Tentu saja kebijakan negara maju seperti Amerika akan mengundang perlawanan dari negara lain seperti dari negara-negara berkembang. Hal itulah sebenarnya yang harus dihindari. Apabila semua negara saling balas membalas dalam melakukan kebijakan proteksi maka krisis global pun lambat laun dapat berubah menjadi krisis multi dimensi.

Artinya setiap negara sebenarnya harus menghindari proteksi untuk memperlancar kembali arus perdagangan dunia. Namun, Indonesia sebagai negara berkembang pun tidak dapat hanya tinggal diam menyikapai proteksionisme yang dilakukan oleh negara-negara lain.
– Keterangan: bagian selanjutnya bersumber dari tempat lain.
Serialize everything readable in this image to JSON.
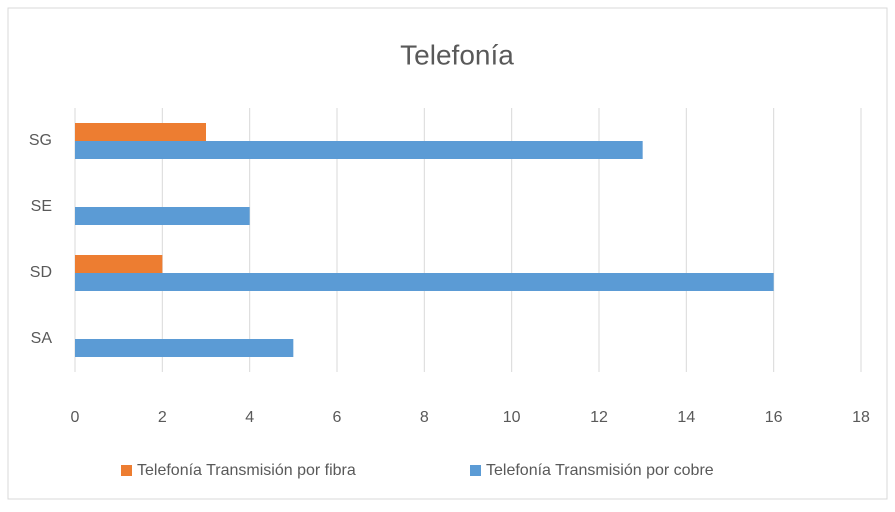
{
  "chart_data": {
    "type": "hbar",
    "title": "Telefonía",
    "categories": [
      "SA",
      "SD",
      "SE",
      "SG"
    ],
    "series": [
      {
        "name": "Telefonía Transmisión por fibra",
        "color": "#ed7d31",
        "values": [
          0,
          2,
          0,
          3
        ]
      },
      {
        "name": "Telefonía Transmisión por cobre",
        "color": "#5b9bd5",
        "values": [
          5,
          16,
          4,
          13
        ]
      }
    ],
    "xlim": [
      0,
      18
    ],
    "xticks": [
      0,
      2,
      4,
      6,
      8,
      10,
      12,
      14,
      16,
      18
    ],
    "grid": true,
    "legend": "bottom"
  }
}
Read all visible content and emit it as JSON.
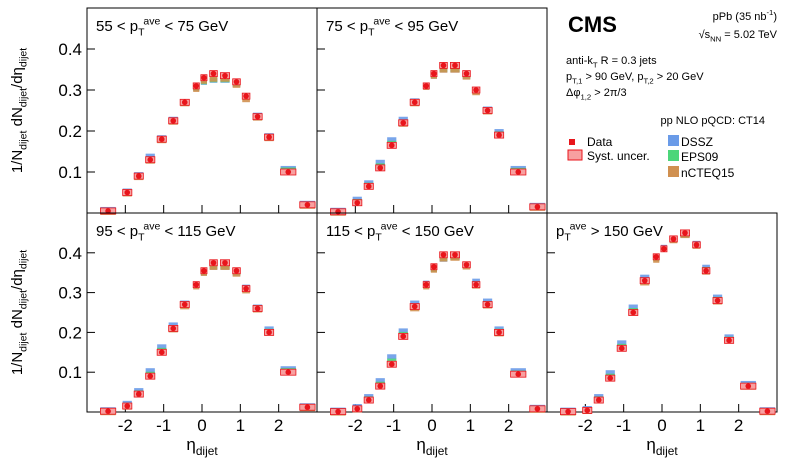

Indonesia harus melakukan kebijakan penyeimbang dalam menyikapi proteksionisme negara lain.

Proteksi yang dilakukan pun sebaiknya adalah proteksi yang bersifat halus. Maka itu, pemerintah pun mengeluarkan inpres tentang adanya kewajiban bagi PNS untuk mengenakan sepatu produksi dalam negeri dan produk dalam negeri lainnya. Proteksi tersebut pun agar terlihat lebih halus kembali dibalut dengan adanya gerakan ”Aku Cinta Produk Indonesia” yang sebenarnya tidak berbeda jauh dengan “Buy American”ala Obama.

Proteksi yang mengatasnamakan nasionalisme tersebut adalah hal yang sangat tepat dilakukan pemerintah bahkan seharusnya dilakukan sejak dulu. Dengan hal tersebut produk dalam negeri akan dapat berkembang dengan baik. Namun, kedepannya gerakan semacam ”Aku Cinta Produk Indonesia” sebaiknya tidak hanya dilakukan sebatas kewajiban bagi PNS namun dapat menjadi kesadaran bagi seluruh elemen masyarakat untuk dapat mencintai dan menggunakan produk dalam negeri. Dengan begitu akan terjadi trickle down effect yang positif bagi perekonomian Indonesia khususnya UKM.